Increased TiDB P99 and P999 Latency

Note:
This topic has been translated from a Chinese forum by GPT and might contain errors.

Original topic: tidb p99,p999时延升高

| username: qiuxb

[TiDB Usage Environment] Production Environment / Test / Poc
Production Environment
[TiDB Version]
v.4.0.8
[Reproduction Path] What operations were performed when the issue occurred
Deleted partitions from the past year (approximately 2000), added partitions for the next year (approximately 2000)
The duration for p99, p999, and p90 in TiDB significantly increased

In the TiKV monitoring QPS, you can see kv_scan increasing alternately on multiple TiKV nodes, reaching 40,000 per second
[Encountered Issue: Problem Phenomenon and Impact]

[Resource Configuration] Go to TiDB Dashboard - Cluster Info - Hosts and take a screenshot of this page
[Attachments: Screenshots/Logs/Monitoring]


| username: zhanggame1 | Original post link

After deleting so many partitions, there should be GC, compaction, and rebalancing of regions across various TiKV nodes. How long has it been since the deletion? You can observe it for a while.

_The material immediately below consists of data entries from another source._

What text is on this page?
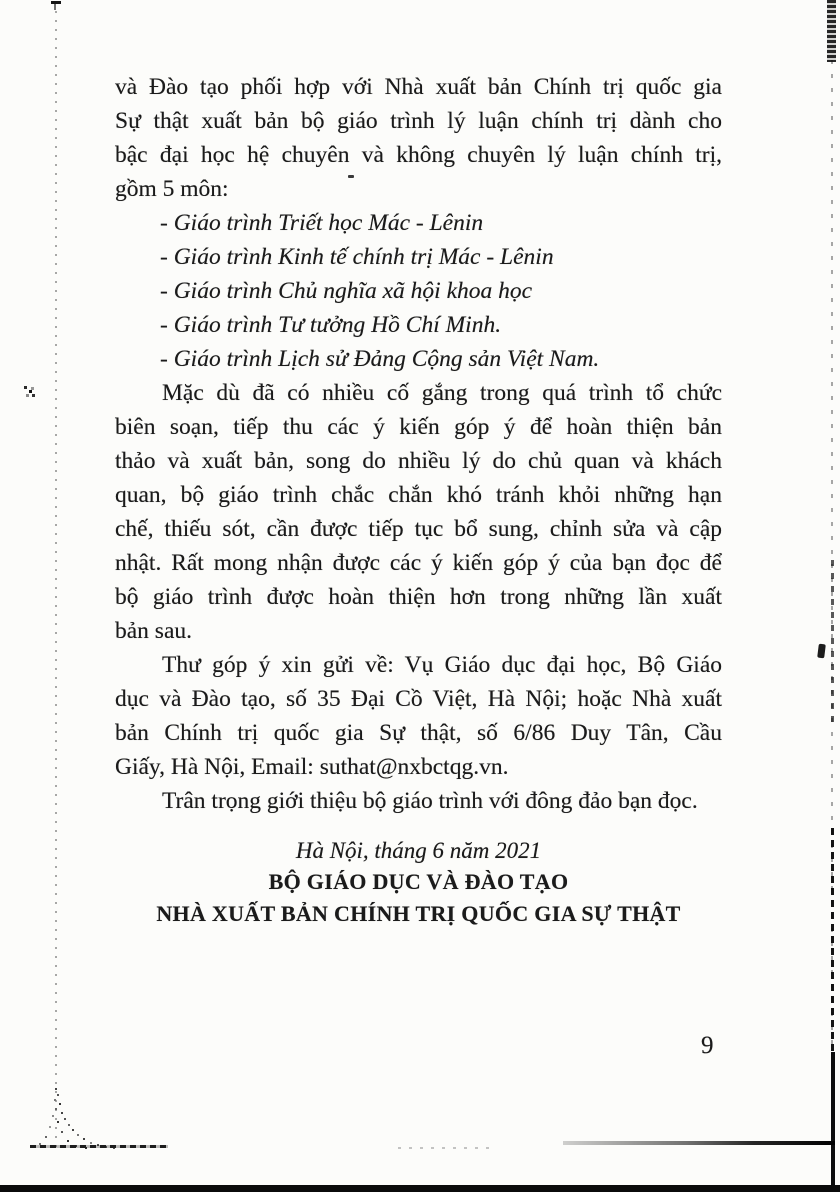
và Đào tạo phối hợp với Nhà xuất bản Chính trị quốc gia
Sự thật xuất bản bộ giáo trình lý luận chính trị dành cho
bậc đại học hệ chuyên và không chuyên lý luận chính trị,
gồm 5 môn:
- Giáo trình Triết học Mác - Lênin
- Giáo trình Kinh tế chính trị Mác - Lênin
- Giáo trình Chủ nghĩa xã hội khoa học
- Giáo trình Tư tưởng Hồ Chí Minh.
- Giáo trình Lịch sử Đảng Cộng sản Việt Nam.
Mặc dù đã có nhiều cố gắng trong quá trình tổ chức
biên soạn, tiếp thu các ý kiến góp ý để hoàn thiện bản
thảo và xuất bản, song do nhiều lý do chủ quan và khách
quan, bộ giáo trình chắc chắn khó tránh khỏi những hạn
chế, thiếu sót, cần được tiếp tục bổ sung, chỉnh sửa và cập
nhật. Rất mong nhận được các ý kiến góp ý của bạn đọc để
bộ giáo trình được hoàn thiện hơn trong những lần xuất
bản sau.
Thư góp ý xin gửi về: Vụ Giáo dục đại học, Bộ Giáo
dục và Đào tạo, số 35 Đại Cồ Việt, Hà Nội; hoặc Nhà xuất
bản Chính trị quốc gia Sự thật, số 6/86 Duy Tân, Cầu
Giấy, Hà Nội, Email: suthat@nxbctqg.vn.
Trân trọng giới thiệu bộ giáo trình với đông đảo bạn đọc.
Hà Nội, tháng 6 năm 2021
BỘ GIÁO DỤC VÀ ĐÀO TẠO
NHÀ XUẤT BẢN CHÍNH TRỊ QUỐC GIA SỰ THẬT
9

| username: qiuxb | Original post link

The deletion started at 10 AM yesterday and was completed around 12 PM. The latency has not recovered since then. TiDB was restarted during this period, but after a while, the latency increased again. How can I check the progress of the regions? Currently, the number of empty regions has increased.

| username: Fly-bird | Original post link

Are there any slow queries in the business now?

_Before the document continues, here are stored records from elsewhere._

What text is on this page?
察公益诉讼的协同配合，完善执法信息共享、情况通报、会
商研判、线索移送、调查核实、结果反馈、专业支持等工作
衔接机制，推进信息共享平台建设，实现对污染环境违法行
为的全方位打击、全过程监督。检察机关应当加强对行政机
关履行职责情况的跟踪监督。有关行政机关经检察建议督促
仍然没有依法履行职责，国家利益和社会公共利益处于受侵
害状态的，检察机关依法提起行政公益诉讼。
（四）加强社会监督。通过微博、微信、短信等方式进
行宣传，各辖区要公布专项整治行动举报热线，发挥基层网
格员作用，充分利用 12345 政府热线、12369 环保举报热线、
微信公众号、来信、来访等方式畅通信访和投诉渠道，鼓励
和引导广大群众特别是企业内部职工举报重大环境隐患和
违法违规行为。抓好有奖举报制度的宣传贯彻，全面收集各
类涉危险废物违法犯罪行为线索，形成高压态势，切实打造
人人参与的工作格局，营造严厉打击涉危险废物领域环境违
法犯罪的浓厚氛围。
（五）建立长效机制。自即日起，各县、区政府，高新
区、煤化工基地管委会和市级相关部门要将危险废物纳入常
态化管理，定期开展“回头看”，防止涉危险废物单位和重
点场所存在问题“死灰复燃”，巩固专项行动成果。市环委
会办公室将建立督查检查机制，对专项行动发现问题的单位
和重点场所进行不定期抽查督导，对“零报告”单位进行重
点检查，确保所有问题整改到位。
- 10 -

| username: qiuxb | Original post link

Yes, obviously the update and insert operations have both slowed down.

| username: TiDBer_嘎嘣脆 | Original post link

Perform deletion operations and other tasks during off-peak business hours, as partition balancing is quite resource-intensive.

| username: qiuxb | Original post link

It’s been a day since the deletion was completed, and there are no signs of recovery. The kv_scan metric remains high, suspecting that it’s caused by GC.

| username: qiuxb | Original post link

– Adjust GC to retain data from the last day, but it doesn’t seem to make any difference
update mysql.tidb set VARIABLE_VALUE=“24h” where VARIABLE_NAME=“tikv_gc_life_time”;

| username: 有猫万事足 | Original post link

You can check inside Grafana, there is a series of GC monitoring charts under tikv-detail.

| username: qiuxb | Original post link

Here is the final solution:
Set the GC retention time to 24 hours and proactively trigger data expiration:

update mysql.tidb set VARIABLE_VALUE="24h" where VARIABLE_NAME="tikv_gc_life_time";

The number of empty regions increases.
Set the following parameters in PD to increase the speed of empty region merge:

-- Merge empty regions
config set max-merge-region-keys 200000
config set merge-schedule-limit 10
config set enable-cross-table-merge true

Finally, after the merge is almost complete (approximately 3 hours later), restart the TiDB server. After the restart, the QPS monitoring of the kv_scan command in TiKV drops from 50k/s to 4k/s.

| username: system | Original post link

This topic was automatically closed 60 days after the last reply. New replies are no longer allowed.